Residents who passed by in their boats monitored the home for the latest growth, they said.

"He is not a common man. No way," resident Nancy Schwalm said while having lunch with two relatives at Lulu's Bistro in Bellaire.

The mansion played a starring role in the divorce pleadings.

In one filing, Moore complained the expansion cost five times more than Glynn said it would. She handled the couple's personal and business expenses, he said.

OK, OK. So maybe they got out of control with one house. But I'm having a hard time believing that Moore, who once told CNN's Larry King that "those who invest their money wrongly or, you know, don't run their business the right way, then they don't do well," was wholly opposed to his wife's spending.

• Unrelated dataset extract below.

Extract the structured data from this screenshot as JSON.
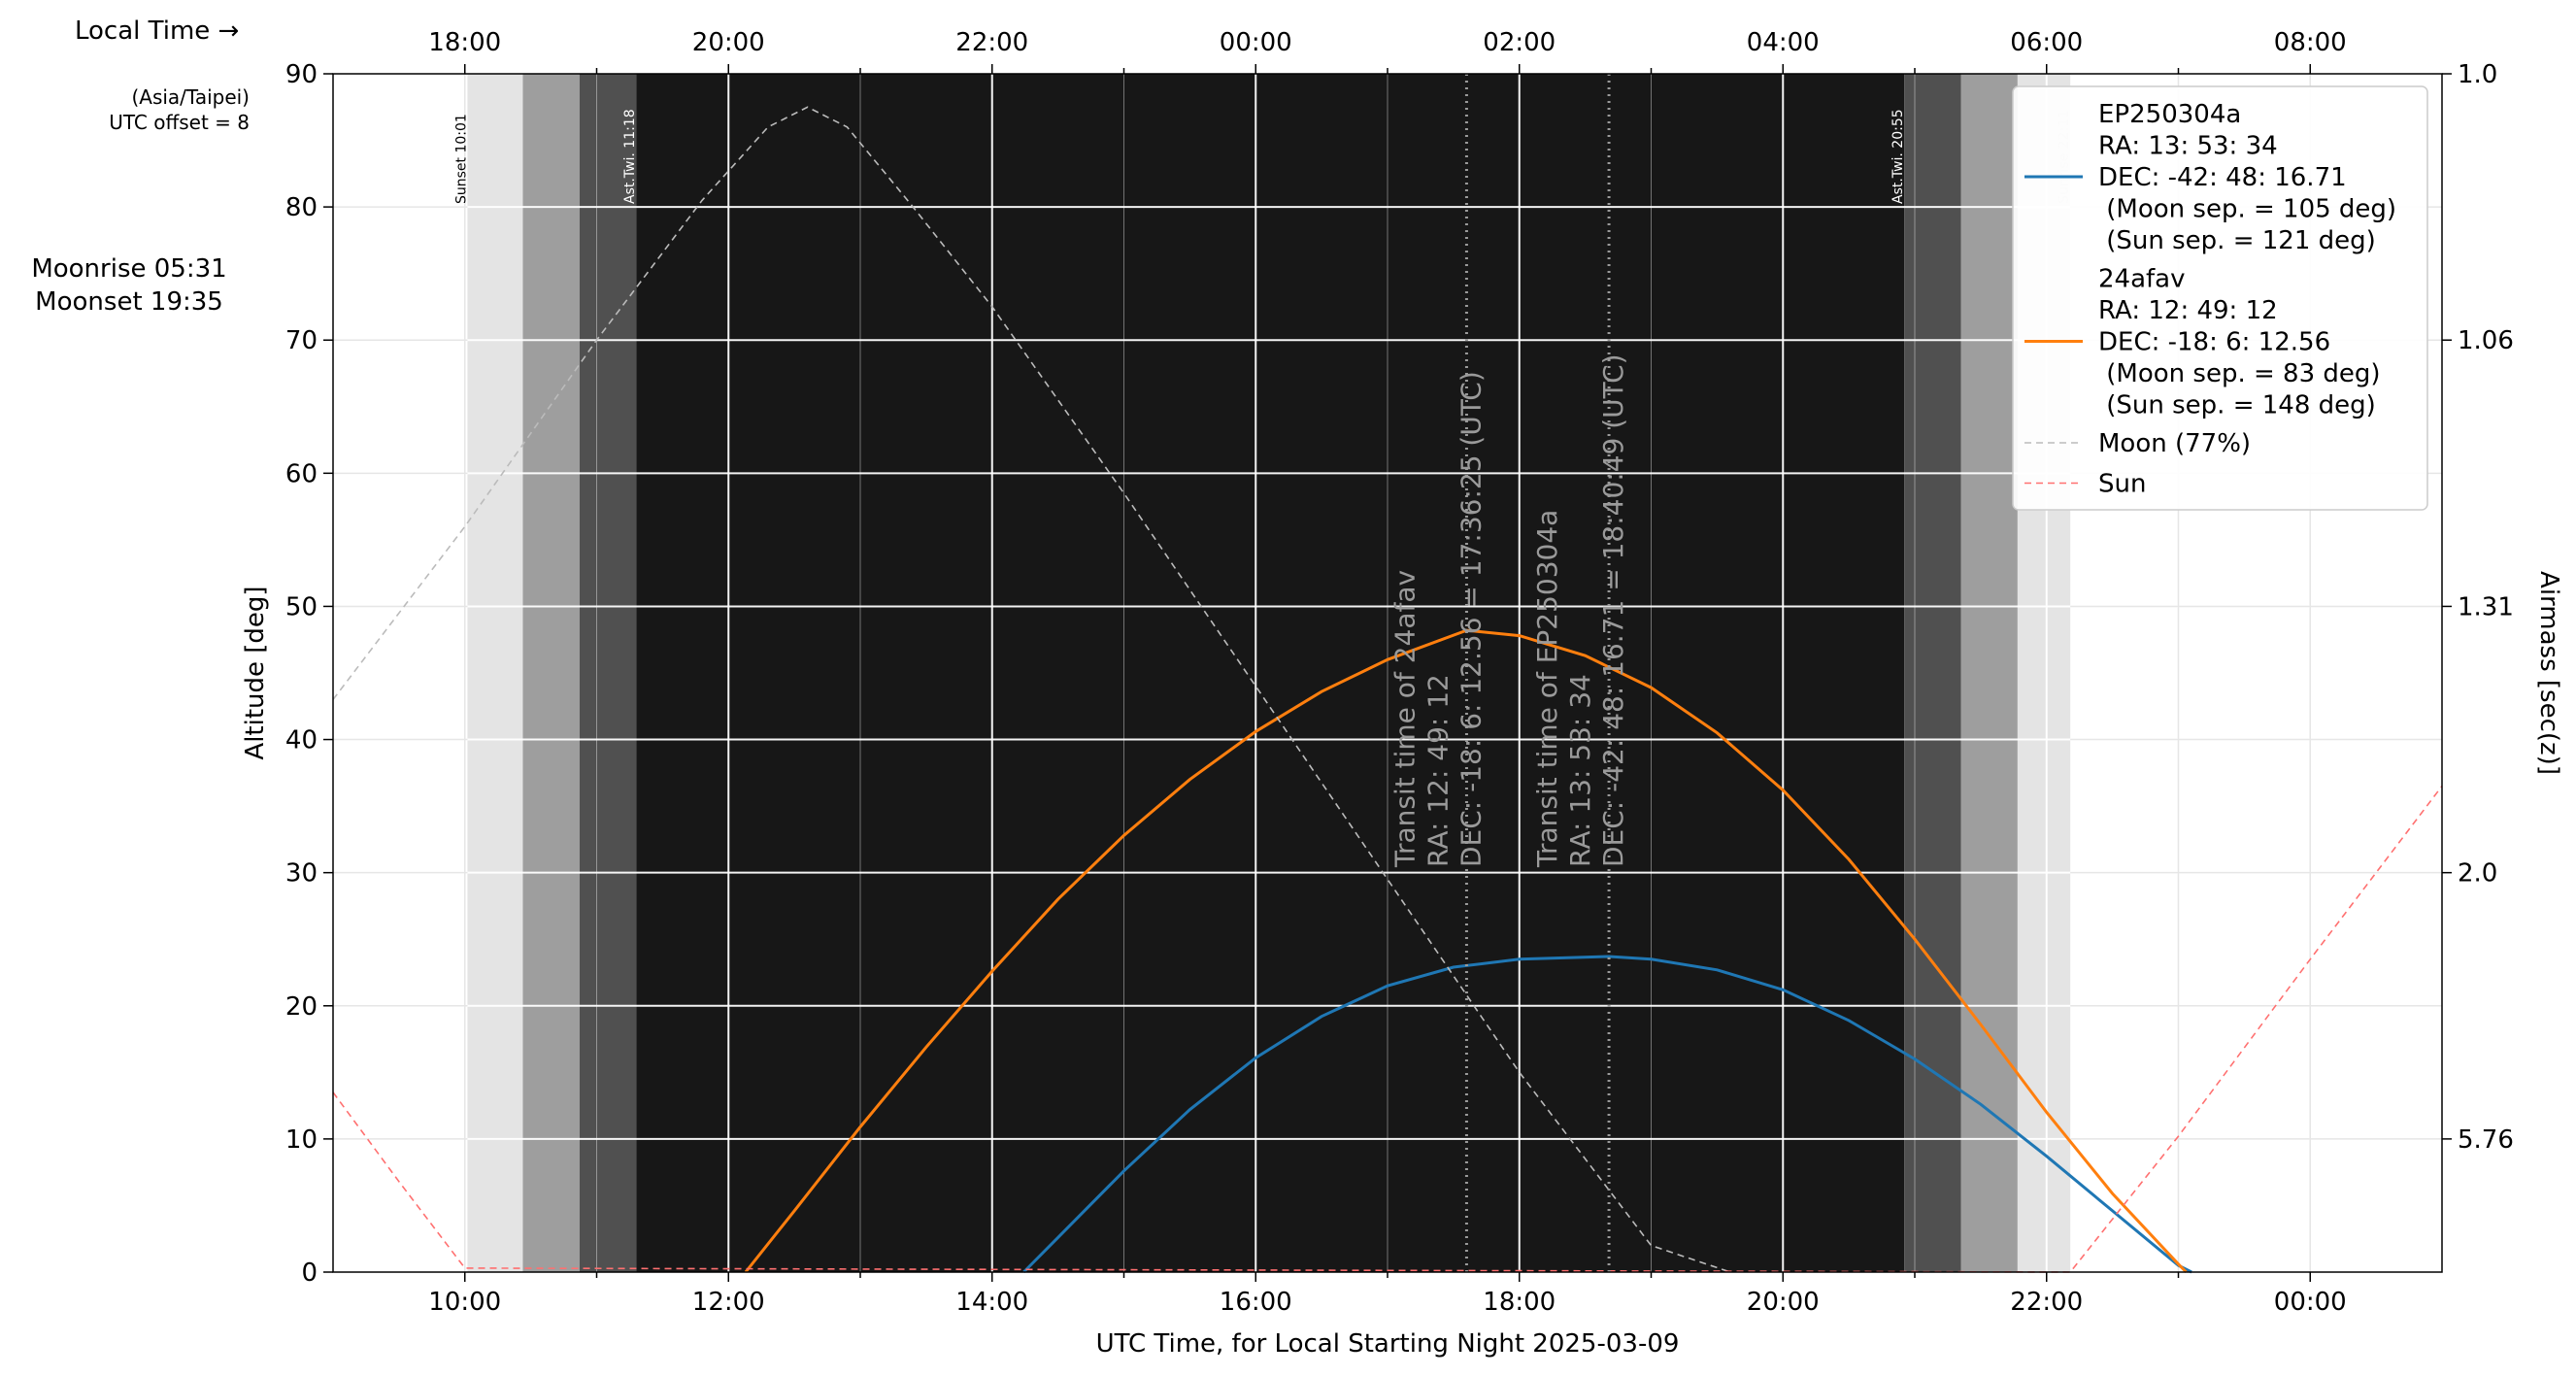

As he noted in the divorce paperwork, they both had equal access to the money they earned.

If you took the massive northern Michigan house out of the discussion, Moore and Glynn, a co-producer of most of his films, still owned eight other properties, including a Manhattan condo that used to be three separate apartments. If you took the eight other properties out of the discussion, Moore and Glynn built a giant house in a solid red part of Michigan. Neither actions gel with Moore's messages of anti-capitalist socialism.

Let's revisit that King interview from five years ago again:

Michael Moore: No. I hope not. It means that, for 20 years, as you said, I've been doing this. I started out by showing people what General Motors was up to and how this was a company that was making a lot of bad decisions and it wasn't good for the company nor for the country. That was 20 years ago.

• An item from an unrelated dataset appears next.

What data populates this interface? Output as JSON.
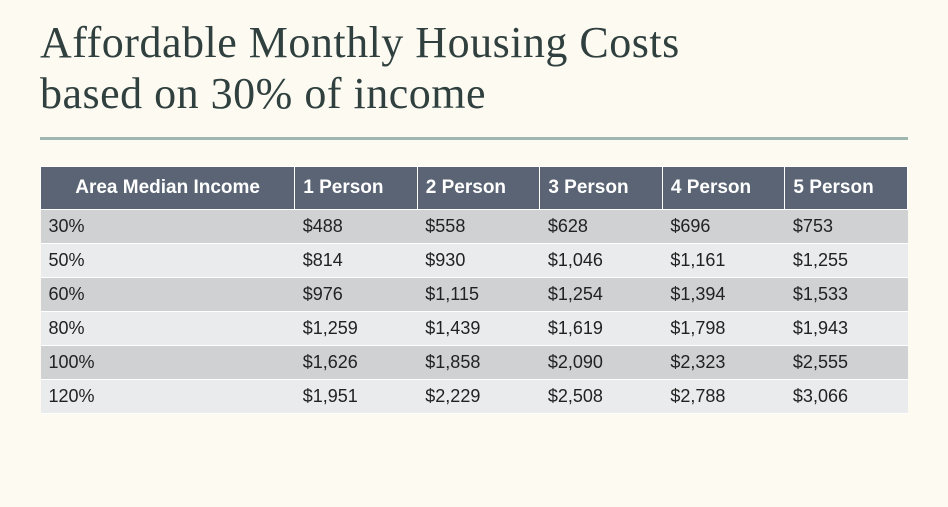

And since then, I've covered a number of issues and different things. But it all seems to come back to this one issue of "follow the money."

Who's got the money? And whoever has the money has the power. And right now, in America, tonight, Larry, the richest 1 percent have more financial wealth than the bottom 95 percent combined.

King: You're in that 1 percent, though?

Moore: I don't think I'm in that 1 percent, but I make documentary films. But I mean, obviously, I do well because my films have done well. But, you know, even if I were, I think it's my responsibility — my moral duty that if I've done well, that I have to make sure that everybody else.

King: Does well too or has a chance?

Moore: Well, has at least a chance but that — and that the pie is divided fairly amongst the people and not just a few people get the majority of the loot and everybody else has to struggle for the crumbs.

Perhaps this could all be an experiment Moore is doing and we'll see a documentary on existential capitalism and the American marriage hit theaters by Thanksgiving 2015. Or maybe Moore, long denied the fruits of labor lavished upon his biggest targets, got a taste of the poison and got hooked.

We'll never know for sure since the details of the divorce are mostly sealed to the public.